Pension plans provide financial security and stability during old age when people don’t have a regular source of income. NPS is a defined contribution scheme, which is a low cost, tax efficient, flexible and easily accessible and portable retirement saving account, under two Tier systems, operate from anywhere in the country with a minimum annual total contribution of Rs 6, 000 for Tier I account, which is mandatory and a minimum annual total contribution of Rs 2,000 for a Tier II account, which is optional. The government pension funds, under the NPS, are managed by the SBI, LIC and UTI, while the non- government pension funds under NPS are handled by eight pension fund managers.
In 2009, National pension scheme (NPS) gives an opportunity to all citizens of India to invest and accumulate savings and get a lump sum amount as regular income through an annuity plan at retirement. The Pension Fund Regulatory and Development Authority (PFRDA) takes various initiatives from time to time in order to improve the operational issues in the National Pension System (NPS), like simplification of account opening and withdrawal, new functionality development under NPS architecture and grievance management.
PFRDA also recently allowed a new lifecycle fund under NPS. Under this scheme, an individual can invest up to 75 per cent in equities, till the age of 35 years under auto choice option. Under this system, the equity exposure begins to reduce from age 35. It is the best option for young and aggressive investors.
Returns of NPS funds over the last three years have been attractive in comparison to other pension products available in the market. Average return of NPS Tier-I account of five Pension Funds of asset allocated under three categories such as Equity-E, Corporate Debt- C & Govt. Securities- G from Jan, 15 to Jan, 18 delivered a return of 12, 9.67 and 9.5 percent, respectively, whereas benchmark index generated a return during this period all these categories of 7.31,7.97 and 6.56 per cent respectively.
NPS allowed withdrawals up to 25 per cent of the contribution amount for specific purposes such as including children’s higher education or marriage, construction or purchase of the first house and medical treatment of self, spouse, children or dependent parents provided that you have contributed at least 10 years. A subscriber can withdraw thrice only for specified reasons during the tenure excluding for medical treatment. There should be a gap of at least five years between two partial withdrawals.

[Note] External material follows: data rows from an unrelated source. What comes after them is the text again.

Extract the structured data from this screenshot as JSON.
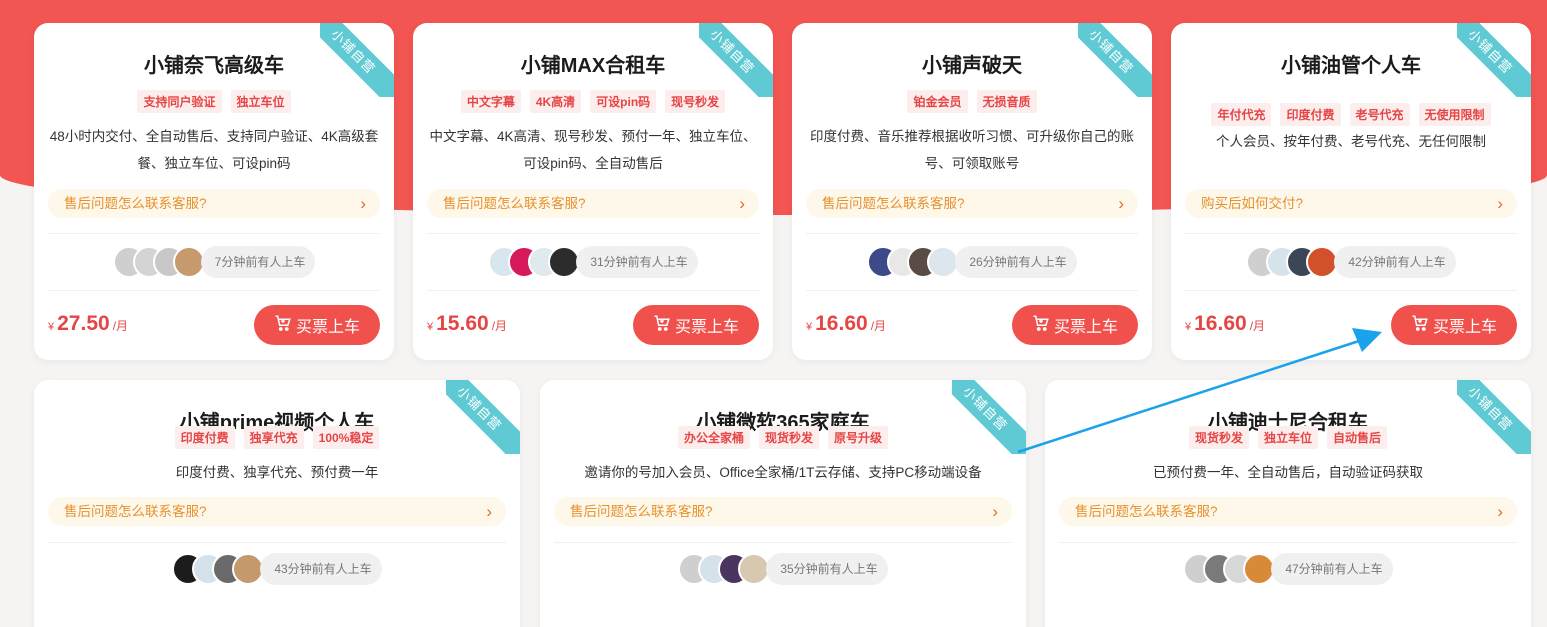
{
  "colors": {
    "accent": "#f1514d",
    "ribbon": "#5fcad3",
    "tag_bg": "#fdeeee",
    "faq_text": "#e8902c",
    "arrow": "#1aa3ea"
  },
  "cards": [
    {
      "ribbon": "小铺自营",
      "title": "小铺奈飞高级车",
      "tags": [
        "支持同户验证",
        "独立车位"
      ],
      "desc": "48小时内交付、全自动售后、支持同户验证、4K高级套餐、独立车位、可设pin码",
      "faq": "售后问题怎么联系客服?",
      "riders_text": "7分钟前有人上车",
      "avatar_colors": [
        "#cfcfcf",
        "#d4d4d4",
        "#c8c8c8",
        "#c79a6e"
      ],
      "currency": "¥",
      "price": "27.50",
      "unit": "/月",
      "buy_label": "买票上车"
    },
    {
      "ribbon": "小铺自营",
      "title": "小铺MAX合租车",
      "tags": [
        "中文字幕",
        "4K高清",
        "可设pin码",
        "现号秒发"
      ],
      "desc": "中文字幕、4K高清、现号秒发、预付一年、独立车位、可设pin码、全自动售后",
      "faq": "售后问题怎么联系客服?",
      "riders_text": "31分钟前有人上车",
      "avatar_colors": [
        "#d8e6ee",
        "#d6195a",
        "#dfe9ee",
        "#2c2c2c"
      ],
      "currency": "¥",
      "price": "15.60",
      "unit": "/月",
      "buy_label": "买票上车"
    },
    {
      "ribbon": "小铺自营",
      "title": "小铺声破天",
      "tags": [
        "铂金会员",
        "无损音质"
      ],
      "desc": "印度付费、音乐推荐根据收听习惯、可升级你自己的账号、可领取账号",
      "faq": "售后问题怎么联系客服?",
      "riders_text": "26分钟前有人上车",
      "avatar_colors": [
        "#3d4a8a",
        "#e8e8e8",
        "#5a4b45",
        "#dde6ec"
      ],
      "currency": "¥",
      "price": "16.60",
      "unit": "/月",
      "buy_label": "买票上车"
    },
    {
      "ribbon": "小铺自营",
      "title": "小铺油管个人车",
      "tags": [
        "年付代充",
        "印度付费",
        "老号代充",
        "无使用限制"
      ],
      "desc": "个人会员、按年付费、老号代充、无任何限制",
      "faq": "购买后如何交付?",
      "riders_text": "42分钟前有人上车",
      "avatar_colors": [
        "#cfcfcf",
        "#d6e3ea",
        "#3b4656",
        "#d2512a"
      ],
      "currency": "¥",
      "price": "16.60",
      "unit": "/月",
      "buy_label": "买票上车"
    },
    {
      "ribbon": "小铺自营",
      "title": "小铺prime视频个人车",
      "tags": [
        "印度付费",
        "独享代充",
        "100%稳定"
      ],
      "desc": "印度付费、独享代充、预付费一年",
      "faq": "售后问题怎么联系客服?",
      "riders_text": "43分钟前有人上车",
      "avatar_colors": [
        "#1c1c1c",
        "#d5e2ea",
        "#6a6a6a",
        "#c49a6c"
      ],
      "currency": "",
      "price": "",
      "unit": "",
      "buy_label": ""
    },
    {
      "ribbon": "小铺自营",
      "title": "小铺微软365家庭车",
      "tags": [
        "办公全家桶",
        "现货秒发",
        "原号升级"
      ],
      "desc": "邀请你的号加入会员、Office全家桶/1T云存储、支持PC移动端设备",
      "faq": "售后问题怎么联系客服?",
      "riders_text": "35分钟前有人上车",
      "avatar_colors": [
        "#cfcfcf",
        "#d5e2ea",
        "#4a3560",
        "#d9c8b0"
      ],
      "currency": "",
      "price": "",
      "unit": "",
      "buy_label": ""
    },
    {
      "ribbon": "小铺自营",
      "title": "小铺迪士尼合租车",
      "tags": [
        "现货秒发",
        "独立车位",
        "自动售后"
      ],
      "desc": "已预付费一年、全自动售后，自动验证码获取",
      "faq": "售后问题怎么联系客服?",
      "riders_text": "47分钟前有人上车",
      "avatar_colors": [
        "#cfcfcf",
        "#7a7a7a",
        "#d8d8d8",
        "#d88a3a"
      ],
      "currency": "",
      "price": "",
      "unit": "",
      "buy_label": ""
    }
  ]
}
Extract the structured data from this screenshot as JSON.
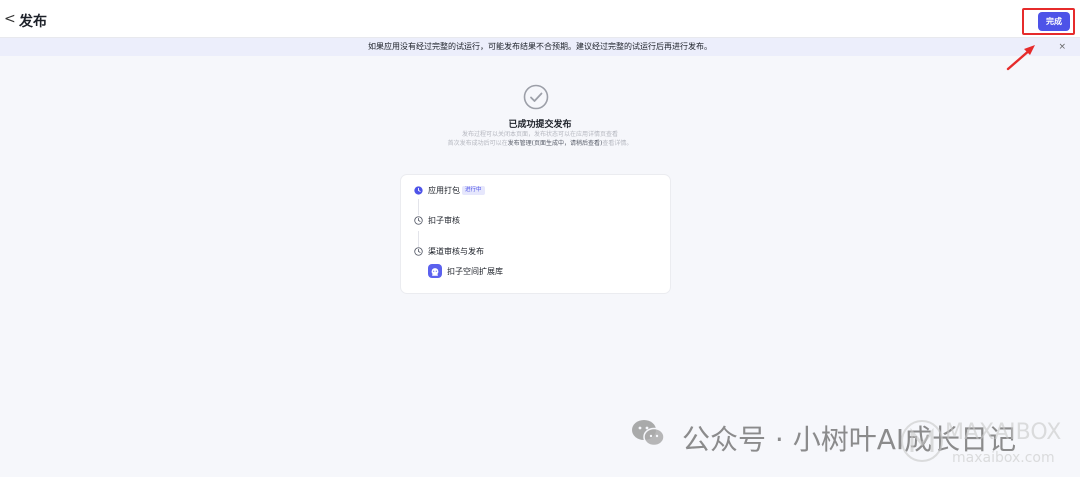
{
  "header": {
    "back_glyph": "<",
    "title": "发布",
    "done_label": "完成"
  },
  "notice": {
    "text": "如果应用没有经过完整的试运行，可能发布结果不合预期。建议经过完整的试运行后再进行发布。",
    "close_glyph": "×"
  },
  "success": {
    "title": "已成功提交发布",
    "line1": "发布过程可以关闭本页面，发布状态可以在应用详情页查看",
    "line2_prefix": "首次发布成功后可以在",
    "line2_strong": "发布管理(页面生成中，请稍后查看)",
    "line2_suffix": "查看详情。"
  },
  "steps": [
    {
      "label": "应用打包",
      "status": "in-progress",
      "badge": "进行中",
      "icon": "progress-clock-icon"
    },
    {
      "label": "扣子审核",
      "status": "pending",
      "icon": "clock-icon"
    },
    {
      "label": "渠道审核与发布",
      "status": "pending",
      "icon": "clock-icon"
    }
  ],
  "channel": {
    "label": "扣子空间扩展库",
    "icon": "coze-space-icon"
  },
  "watermark": {
    "account": "公众号 · 小树叶AI成长日记",
    "brand": "MAXAIBOX",
    "url": "maxaibox.com"
  },
  "colors": {
    "accent": "#4d53e8",
    "annotation_red": "#e62b2b",
    "notice_bg": "#eceefb",
    "page_bg": "#f6f7fb"
  }
}
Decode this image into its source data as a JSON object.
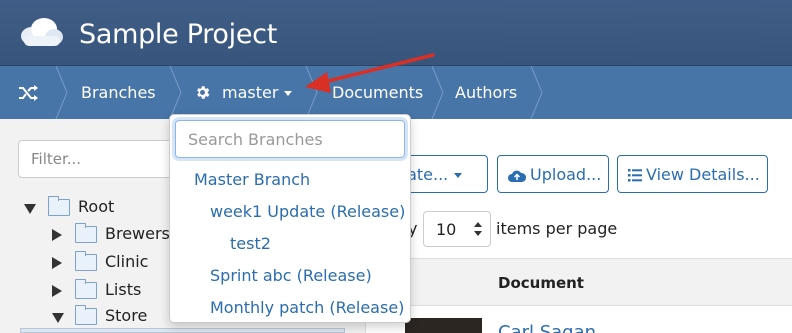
{
  "header": {
    "title": "Sample Project",
    "logo_icon": "cloud-icon"
  },
  "breadcrumb": {
    "items": [
      {
        "label": "",
        "icon": "shuffle-icon"
      },
      {
        "label": "Branches"
      },
      {
        "label": "master",
        "icon": "gear-icon"
      },
      {
        "label": "Documents"
      },
      {
        "label": "Authors"
      }
    ]
  },
  "branch_dropdown": {
    "search_placeholder": "Search Branches",
    "items": [
      {
        "label": "Master Branch",
        "level": 0
      },
      {
        "label": "week1 Update (Release)",
        "level": 1
      },
      {
        "label": "test2",
        "level": 2
      },
      {
        "label": "Sprint abc (Release)",
        "level": 1
      },
      {
        "label": "Monthly patch (Release)",
        "level": 1
      }
    ]
  },
  "sidebar": {
    "filter_placeholder": "Filter...",
    "tree": [
      {
        "label": "Root",
        "expanded": true
      },
      {
        "label": "Brewers",
        "expanded": false
      },
      {
        "label": "Clinic",
        "expanded": false
      },
      {
        "label": "Lists",
        "expanded": false
      },
      {
        "label": "Store",
        "expanded": true
      }
    ]
  },
  "toolbar": {
    "create_label": "reate...",
    "upload_label": "Upload...",
    "view_details_label": "View Details..."
  },
  "pagination": {
    "pre_text": "y",
    "per_page_value": "10",
    "post_text": "items per page"
  },
  "table": {
    "column_document": "Document",
    "rows": [
      {
        "name": "Carl Sagan"
      }
    ]
  },
  "colors": {
    "header_bg": "#3d5a80",
    "breadcrumb_bg": "#4775a8",
    "link_blue": "#2a6db0",
    "annotation_red": "#d93025"
  }
}
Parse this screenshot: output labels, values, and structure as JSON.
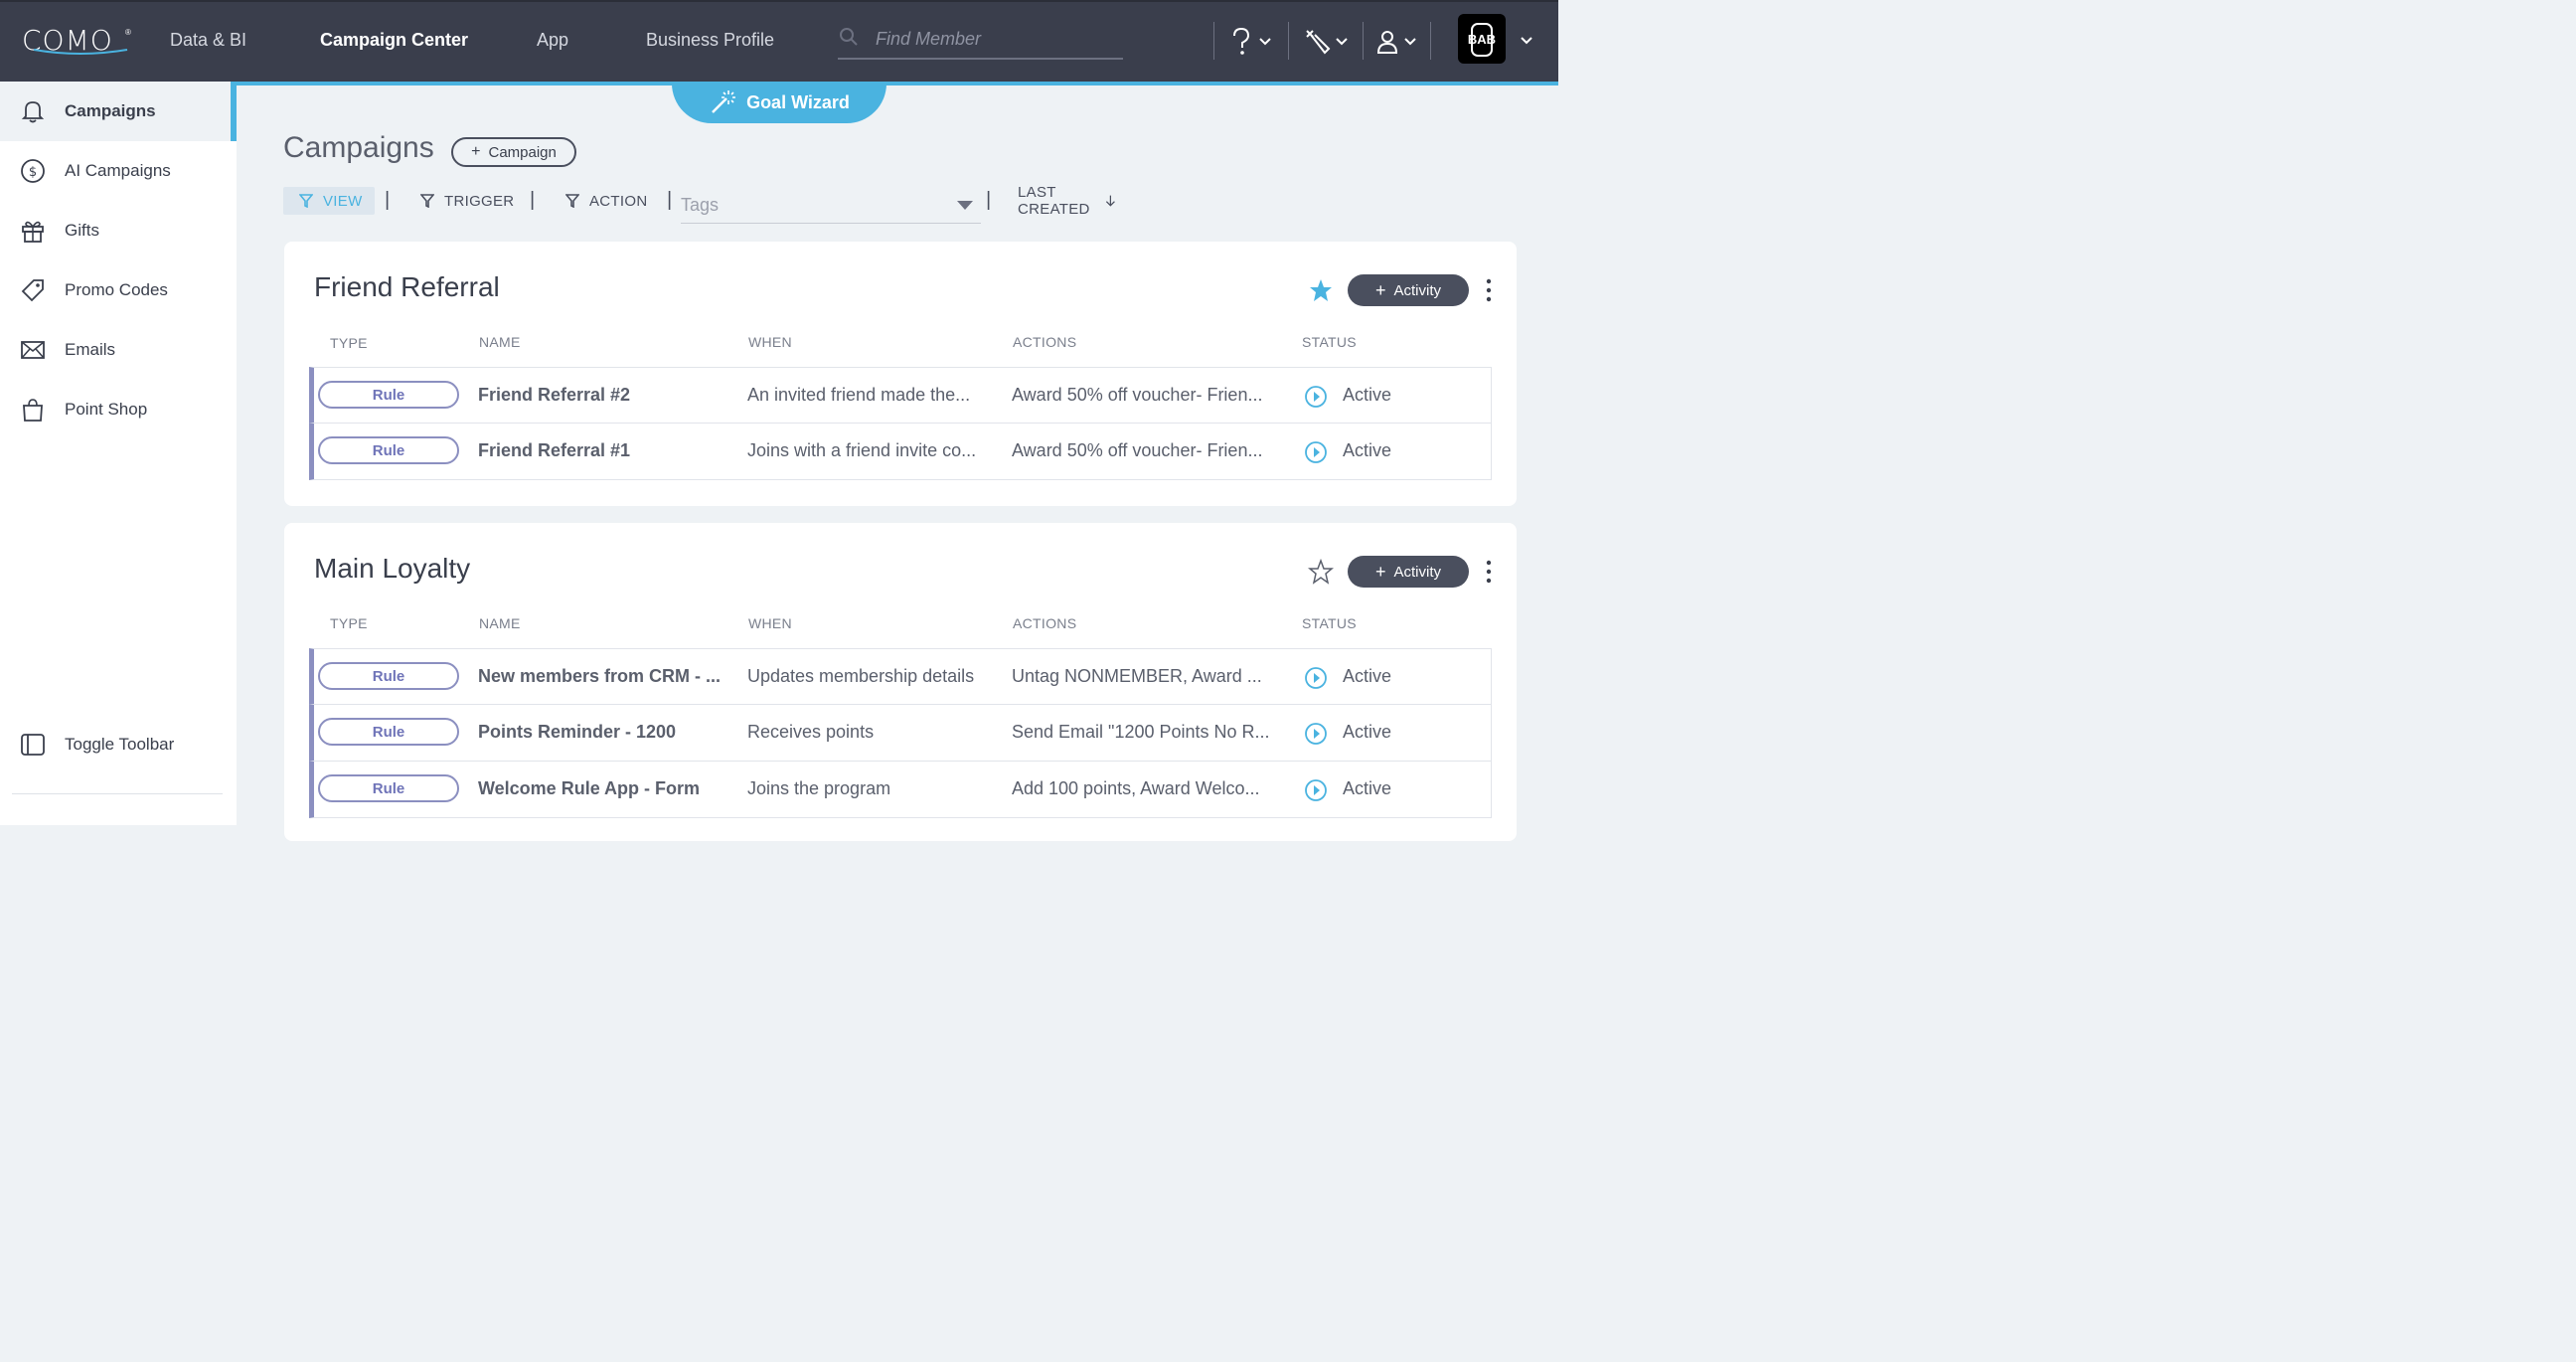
{
  "brand": {
    "logo": "COMO",
    "reg": "®",
    "account_badge": "BAB"
  },
  "nav": {
    "items": [
      {
        "label": "Data & BI"
      },
      {
        "label": "Campaign Center"
      },
      {
        "label": "App"
      },
      {
        "label": "Business Profile"
      }
    ],
    "search_placeholder": "Find Member",
    "icons": [
      "help-icon",
      "tools-icon",
      "user-icon"
    ]
  },
  "sidebar": {
    "items": [
      {
        "label": "Campaigns",
        "icon": "bell-icon"
      },
      {
        "label": "AI Campaigns",
        "icon": "dollar-circle-icon"
      },
      {
        "label": "Gifts",
        "icon": "gift-icon"
      },
      {
        "label": "Promo Codes",
        "icon": "tag-icon"
      },
      {
        "label": "Emails",
        "icon": "envelope-icon"
      },
      {
        "label": "Point Shop",
        "icon": "shopping-bag-icon"
      }
    ],
    "toggle_label": "Toggle Toolbar"
  },
  "goal_wizard": {
    "label": "Goal Wizard"
  },
  "page": {
    "title": "Campaigns",
    "add_button": "Campaign",
    "filters": {
      "view": "VIEW",
      "trigger": "TRIGGER",
      "action": "ACTION",
      "tags_placeholder": "Tags",
      "sort": "LAST CREATED"
    }
  },
  "columns": {
    "type": "TYPE",
    "name": "NAME",
    "when": "WHEN",
    "actions": "ACTIONS",
    "status": "STATUS"
  },
  "activity_label": "Activity",
  "campaigns": [
    {
      "title": "Friend Referral",
      "starred": true,
      "rows": [
        {
          "type": "Rule",
          "name": "Friend Referral #2",
          "when": "An invited friend made the...",
          "actions": "Award 50% off voucher- Frien...",
          "status": "Active"
        },
        {
          "type": "Rule",
          "name": "Friend Referral #1",
          "when": "Joins with a friend invite co...",
          "actions": "Award 50% off voucher- Frien...",
          "status": "Active"
        }
      ]
    },
    {
      "title": "Main Loyalty",
      "starred": false,
      "rows": [
        {
          "type": "Rule",
          "name": "New members from CRM - ...",
          "when": "Updates membership details",
          "actions": "Untag NONMEMBER, Award ...",
          "status": "Active"
        },
        {
          "type": "Rule",
          "name": "Points Reminder - 1200",
          "when": "Receives points",
          "actions": "Send Email \"1200 Points No R...",
          "status": "Active"
        },
        {
          "type": "Rule",
          "name": "Welcome Rule App - Form",
          "when": "Joins the program",
          "actions": "Add 100 points, Award Welco...",
          "status": "Active"
        }
      ]
    }
  ],
  "colors": {
    "topbar": "#3a3e4c",
    "accent": "#4ab3e0",
    "rule": "#8b8fc0"
  }
}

NPS allows an additional tax deduction for Rs 50, 000/ under section 80 CCD (1B) to individuals on investment in Tier I account over and above the limit of Rs 1.50 lakh under section 80C. Self-employed individuals who don’t have the option of EPF/NPS, should invest in 15 years, PPF accounts Rs 1, 50,000 per annum and may invest Tier I NPS account to avail additional tax benefit under section 80 CCD (1B). However, taxation on maturity and compulsory amortization of 40 per cent of the NPS corpus are the other concerns that prevent investors from investing in NPS beyond the tax deduction limit.